In fact, now that interest rates have likely peaked and could eventually decline, many online banks have already cut interest rates several times this year on certificates of deposit, which tend to track similarly dated Treasury bills. For example, online banks, including Ally, Discover, and Synchrony, have cut interest rates on their 12-month CDs to less than 5 percent. Marcus is now paying 5.05 per cent, down from 5.50 per cent, while Barclays cut the interest rate to 5 per cent from 5.3 per cent.
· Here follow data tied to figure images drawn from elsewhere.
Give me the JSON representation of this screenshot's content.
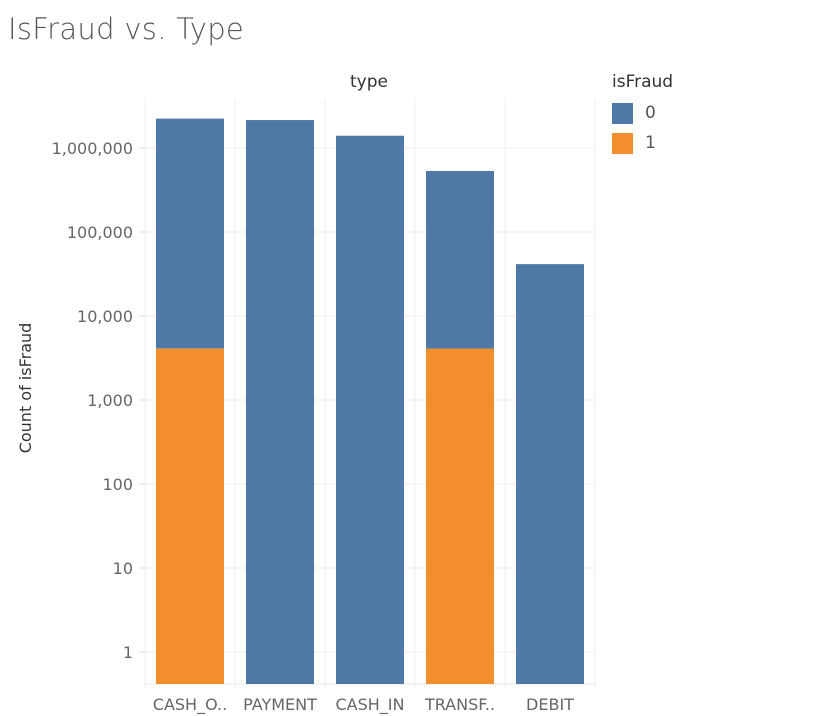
{
  "title": "IsFraud vs. Type",
  "chart_data": {
    "type": "bar",
    "stacked": true,
    "y_scale": "log",
    "column_header": "type",
    "ylabel": "Count of isFraud",
    "categories": [
      "CASH_O..",
      "PAYMENT",
      "CASH_IN",
      "TRANSF..",
      "DEBIT"
    ],
    "series": [
      {
        "name": "0",
        "color": "#4e79a7",
        "values": [
          2233384,
          2151495,
          1399284,
          528812,
          41432
        ]
      },
      {
        "name": "1",
        "color": "#f28e2b",
        "values": [
          4116,
          0,
          0,
          4097,
          0
        ]
      }
    ],
    "yticks": [
      1,
      10,
      100,
      1000,
      10000,
      100000,
      1000000
    ],
    "ytick_labels": [
      "1",
      "10",
      "100",
      "1,000",
      "10,000",
      "100,000",
      "1,000,000"
    ],
    "ylim": [
      0.5,
      3500000
    ],
    "grid": true,
    "legend": {
      "title": "isFraud",
      "position": "top-right"
    }
  }
}
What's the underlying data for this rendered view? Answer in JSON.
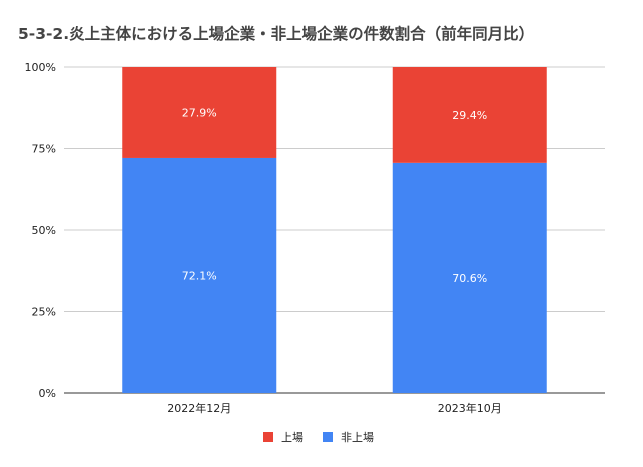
{
  "chart_data": {
    "type": "bar",
    "stacked": true,
    "title": "5-3-2.炎上主体における上場企業・非上場企業の件数割合（前年同月比）",
    "xlabel": "",
    "ylabel": "",
    "ylim": [
      0,
      100
    ],
    "yticks": [
      "0%",
      "25%",
      "50%",
      "75%",
      "100%"
    ],
    "categories": [
      "2022年12月",
      "2023年10月"
    ],
    "series": [
      {
        "name": "非上場",
        "values": [
          72.1,
          70.6
        ],
        "labels": [
          "72.1%",
          "70.6%"
        ],
        "color": "#4285f4"
      },
      {
        "name": "上場",
        "values": [
          27.9,
          29.4
        ],
        "labels": [
          "27.9%",
          "29.4%"
        ],
        "color": "#ea4335"
      }
    ],
    "legend_order": [
      "上場",
      "非上場"
    ],
    "legend_position": "bottom",
    "grid": true
  }
}
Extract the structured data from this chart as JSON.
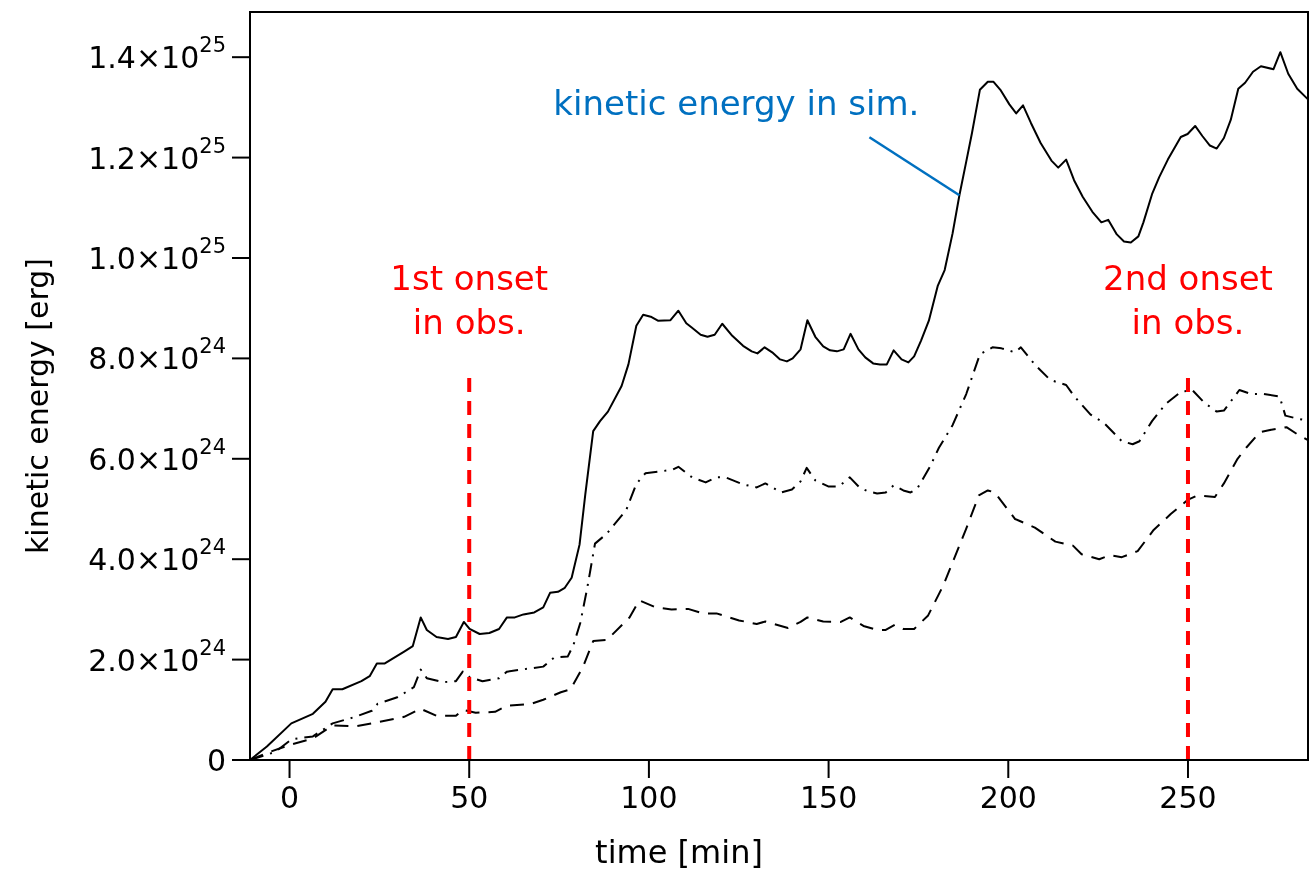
{
  "chart_data": {
    "type": "line",
    "xlabel": "time [min]",
    "ylabel": "kinetic energy [erg]",
    "xlim": [
      -11,
      283.4
    ],
    "ylim": [
      0,
      1.49e+25
    ],
    "xticks": [
      0,
      50,
      100,
      150,
      200,
      250
    ],
    "yticks": [
      0,
      {
        "value": 2e+24,
        "label": "2.0×10$^{24}$"
      },
      {
        "value": 4e+24,
        "label": "4.0×10$^{24}$"
      },
      {
        "value": 6e+24,
        "label": "6.0×10$^{24}$"
      },
      {
        "value": 8e+24,
        "label": "8.0×10$^{24}$"
      },
      {
        "value": 1e+25,
        "label": "1.0×10$^{25}$"
      },
      {
        "value": 1.2e+25,
        "label": "1.2×10$^{25}$"
      },
      {
        "value": 1.4e+25,
        "label": "1.4×10$^{25}$"
      }
    ],
    "grid": false,
    "marker": "none",
    "series": [
      {
        "color": "#000000",
        "line_style": "solid",
        "x": [
          -11,
          -6.3,
          0.5,
          6.5,
          10,
          12,
          14.7,
          20,
          22.3,
          24.3,
          26.4,
          31.9,
          34.3,
          36.5,
          38.2,
          40.9,
          44.1,
          46.3,
          48.5,
          50.1,
          52.9,
          55.6,
          58.3,
          60.5,
          62.7,
          65.1,
          68.1,
          70.6,
          72.5,
          74.7,
          76.6,
          78.5,
          80.7,
          82.3,
          84.5,
          86.4,
          88.6,
          92.4,
          94.3,
          96.5,
          98.4,
          100.5,
          102.5,
          106,
          108.2,
          110.4,
          112,
          114.4,
          116.3,
          118.3,
          120.4,
          123.2,
          126.2,
          128.6,
          130.2,
          132.2,
          134.3,
          136.5,
          138.4,
          140,
          142.2,
          144.1,
          146.3,
          148.5,
          150.4,
          152.3,
          154.2,
          156.1,
          158.3,
          160.2,
          162.4,
          164.3,
          166.2,
          168.1,
          170.3,
          172.2,
          173.8,
          175.7,
          177.9,
          180.4,
          182.3,
          184.5,
          186.4,
          188.3,
          189.9,
          192.1,
          194.3,
          195.9,
          197.8,
          200.3,
          202.2,
          204.1,
          206.3,
          209,
          212,
          213.9,
          216.1,
          218.3,
          220.7,
          223.4,
          225.9,
          227.8,
          230.2,
          232.2,
          234.1,
          236.2,
          237.6,
          240,
          242,
          244.4,
          248,
          249.9,
          252,
          254,
          256.1,
          258,
          260,
          261.9,
          264,
          265.9,
          268.1,
          270.3,
          273.8,
          275.7,
          277.9,
          280.4,
          283.4
        ],
        "values": [
          0,
          2.7e+23,
          7.3e+23,
          9.2e+23,
          1.16e+24,
          1.41e+24,
          1.41e+24,
          1.57e+24,
          1.67e+24,
          1.92e+24,
          1.92e+24,
          2.16e+24,
          2.27e+24,
          2.84e+24,
          2.59e+24,
          2.45e+24,
          2.41e+24,
          2.45e+24,
          2.75e+24,
          2.61e+24,
          2.51e+24,
          2.53e+24,
          2.61e+24,
          2.84e+24,
          2.84e+24,
          2.9e+24,
          2.94e+24,
          3.04e+24,
          3.33e+24,
          3.35e+24,
          3.43e+24,
          3.63e+24,
          4.29e+24,
          5.29e+24,
          6.55e+24,
          6.75e+24,
          6.94e+24,
          7.45e+24,
          7.88e+24,
          8.65e+24,
          8.87e+24,
          8.83e+24,
          8.75e+24,
          8.76e+24,
          8.95e+24,
          8.7e+24,
          8.61e+24,
          8.47e+24,
          8.43e+24,
          8.47e+24,
          8.69e+24,
          8.45e+24,
          8.25e+24,
          8.14e+24,
          8.1e+24,
          8.22e+24,
          8.12e+24,
          7.98e+24,
          7.94e+24,
          8e+24,
          8.18e+24,
          8.76e+24,
          8.43e+24,
          8.24e+24,
          8.16e+24,
          8.14e+24,
          8.18e+24,
          8.49e+24,
          8.18e+24,
          8.02e+24,
          7.9e+24,
          7.88e+24,
          7.88e+24,
          8.16e+24,
          7.98e+24,
          7.92e+24,
          8.04e+24,
          8.35e+24,
          8.75e+24,
          9.45e+24,
          9.76e+24,
          1.049e+25,
          1.125e+25,
          1.192e+25,
          1.249e+25,
          1.335e+25,
          1.351e+25,
          1.351e+25,
          1.335e+25,
          1.306e+25,
          1.288e+25,
          1.304e+25,
          1.269e+25,
          1.229e+25,
          1.194e+25,
          1.18e+25,
          1.196e+25,
          1.155e+25,
          1.122e+25,
          1.092e+25,
          1.071e+25,
          1.076e+25,
          1.047e+25,
          1.033e+25,
          1.031e+25,
          1.043e+25,
          1.071e+25,
          1.127e+25,
          1.161e+25,
          1.196e+25,
          1.241e+25,
          1.247e+25,
          1.263e+25,
          1.243e+25,
          1.224e+25,
          1.218e+25,
          1.239e+25,
          1.275e+25,
          1.337e+25,
          1.349e+25,
          1.371e+25,
          1.382e+25,
          1.376e+25,
          1.41e+25,
          1.367e+25,
          1.337e+25,
          1.316e+25
        ]
      },
      {
        "color": "#000000",
        "line_style": "dashdot",
        "x": [
          -11,
          -4,
          0.5,
          6.5,
          12,
          18.3,
          22.9,
          24.5,
          30,
          34.6,
          36.5,
          38.2,
          42.8,
          46.3,
          48.2,
          50.1,
          53.7,
          58.3,
          60.5,
          66.5,
          70.6,
          73.6,
          77.4,
          79,
          80.9,
          82.8,
          85,
          88.3,
          93.7,
          96.5,
          99,
          106.5,
          108.2,
          112,
          115.8,
          118.8,
          121.3,
          126.2,
          130,
          132.4,
          136.8,
          139.8,
          142.2,
          143.9,
          146.3,
          149.9,
          152.9,
          155.9,
          158.6,
          161,
          163.5,
          165.9,
          168.1,
          170.8,
          172.8,
          174.7,
          178.2,
          180.7,
          184.5,
          188.3,
          192.1,
          195.6,
          198.1,
          201.9,
          203.5,
          207.6,
          211.7,
          216.1,
          218.3,
          222.9,
          226.7,
          231.6,
          234.6,
          236.5,
          240,
          243.9,
          248,
          251.2,
          254.5,
          258,
          260,
          264.3,
          267.6,
          271.1,
          275.5,
          277.1,
          280.4,
          283.4
        ],
        "values": [
          0,
          1.6e+23,
          4.1e+23,
          4.7e+23,
          7.3e+23,
          8.6e+23,
          9.8e+23,
          1.12e+24,
          1.25e+24,
          1.45e+24,
          1.8e+24,
          1.63e+24,
          1.55e+24,
          1.57e+24,
          1.76e+24,
          1.65e+24,
          1.57e+24,
          1.63e+24,
          1.76e+24,
          1.82e+24,
          1.86e+24,
          2.04e+24,
          2.06e+24,
          2.29e+24,
          2.73e+24,
          3.41e+24,
          4.31e+24,
          4.51e+24,
          4.98e+24,
          5.5e+24,
          5.71e+24,
          5.78e+24,
          5.84e+24,
          5.63e+24,
          5.53e+24,
          5.63e+24,
          5.63e+24,
          5.49e+24,
          5.43e+24,
          5.51e+24,
          5.33e+24,
          5.39e+24,
          5.55e+24,
          5.82e+24,
          5.57e+24,
          5.45e+24,
          5.45e+24,
          5.63e+24,
          5.43e+24,
          5.35e+24,
          5.31e+24,
          5.33e+24,
          5.47e+24,
          5.37e+24,
          5.33e+24,
          5.41e+24,
          5.84e+24,
          6.22e+24,
          6.67e+24,
          7.29e+24,
          8.08e+24,
          8.22e+24,
          8.2e+24,
          8.12e+24,
          8.22e+24,
          7.86e+24,
          7.57e+24,
          7.47e+24,
          7.25e+24,
          6.88e+24,
          6.71e+24,
          6.35e+24,
          6.29e+24,
          6.35e+24,
          6.75e+24,
          7.1e+24,
          7.33e+24,
          7.37e+24,
          7.12e+24,
          6.94e+24,
          6.96e+24,
          7.37e+24,
          7.29e+24,
          7.29e+24,
          7.24e+24,
          6.86e+24,
          6.8e+24,
          6.76e+24
        ]
      },
      {
        "color": "#000000",
        "line_style": "dashed",
        "x": [
          -11,
          -6.3,
          0.5,
          6.5,
          12,
          18.3,
          22.9,
          31.9,
          36.5,
          40.9,
          46.3,
          48.2,
          51.8,
          57.2,
          60.5,
          67.3,
          70.6,
          75.5,
          78.2,
          81.7,
          84.5,
          88.3,
          94.6,
          97.3,
          101.9,
          106.3,
          110.9,
          115,
          118.8,
          125.1,
          130,
          132.4,
          138.7,
          142.2,
          144.1,
          148.5,
          153.4,
          155.9,
          159.7,
          163.5,
          165.9,
          168.4,
          170.8,
          173.8,
          177.7,
          182,
          188.3,
          191.8,
          194.3,
          196.2,
          201.9,
          207.4,
          213.1,
          218,
          220.4,
          225.3,
          228.3,
          231.6,
          236,
          240.3,
          245.2,
          249.9,
          252.6,
          257.5,
          260,
          263.8,
          266.2,
          270,
          272.5,
          277.4,
          280.4,
          283.4
        ],
        "values": [
          0,
          1.4e+23,
          3.1e+23,
          4.3e+23,
          6.9e+23,
          6.7e+23,
          7.3e+23,
          8.6e+23,
          1.02e+24,
          8.8e+23,
          8.8e+23,
          1e+24,
          9.4e+23,
          9.6e+23,
          1.08e+24,
          1.12e+24,
          1.2e+24,
          1.35e+24,
          1.41e+24,
          1.86e+24,
          2.37e+24,
          2.39e+24,
          2.84e+24,
          3.18e+24,
          3.04e+24,
          3e+24,
          3.01e+24,
          2.92e+24,
          2.92e+24,
          2.78e+24,
          2.71e+24,
          2.76e+24,
          2.63e+24,
          2.75e+24,
          2.84e+24,
          2.76e+24,
          2.75e+24,
          2.84e+24,
          2.67e+24,
          2.59e+24,
          2.59e+24,
          2.69e+24,
          2.61e+24,
          2.61e+24,
          2.88e+24,
          3.49e+24,
          4.61e+24,
          5.27e+24,
          5.37e+24,
          5.33e+24,
          4.8e+24,
          4.63e+24,
          4.35e+24,
          4.27e+24,
          4.1e+24,
          4e+24,
          4.08e+24,
          4.04e+24,
          4.16e+24,
          4.57e+24,
          4.9e+24,
          5.18e+24,
          5.27e+24,
          5.24e+24,
          5.51e+24,
          6e+24,
          6.22e+24,
          6.53e+24,
          6.57e+24,
          6.63e+24,
          6.49e+24,
          6.37e+24
        ]
      }
    ],
    "ref_lines": [
      {
        "axis": "x",
        "value": 50,
        "label": "1st onset\nin obs.",
        "color": "#ff0000",
        "line_style": "dashed"
      },
      {
        "axis": "x",
        "value": 250,
        "label": "2nd onset\nin obs.",
        "color": "#ff0000",
        "line_style": "dashed"
      }
    ],
    "annotations": [
      {
        "text": "kinetic energy in sim.",
        "x": 186.4,
        "y": 1.125e+25
      }
    ]
  }
}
“Deposit rates are already falling, and as we get closer to the first rate cut, they will fall even further,” said Ken Tomin, founder of DepositAccounts.com, part of LendingTree.

The average value of one-year certificates of deposit at online banks was 5.02 percent as of March 1, down from a peak yield of 5.35 percent in January, but up from 4.56 percent a year earlier, according to DepositAccounts.com. .

The average yield on an online savings account was 4.44 percent as of March 1, down only slightly from the peak of 4.49 percent in January, according to DepositAccounts.com, and up from 3.52 percent a year ago. But the returns on money market funds offered by brokerage firms are more attractive because they track the federal funds rate more closely. Return on Crane 100 Index Money Fundwhich tracks the largest money market funds, was at 5.14 percent on March 19.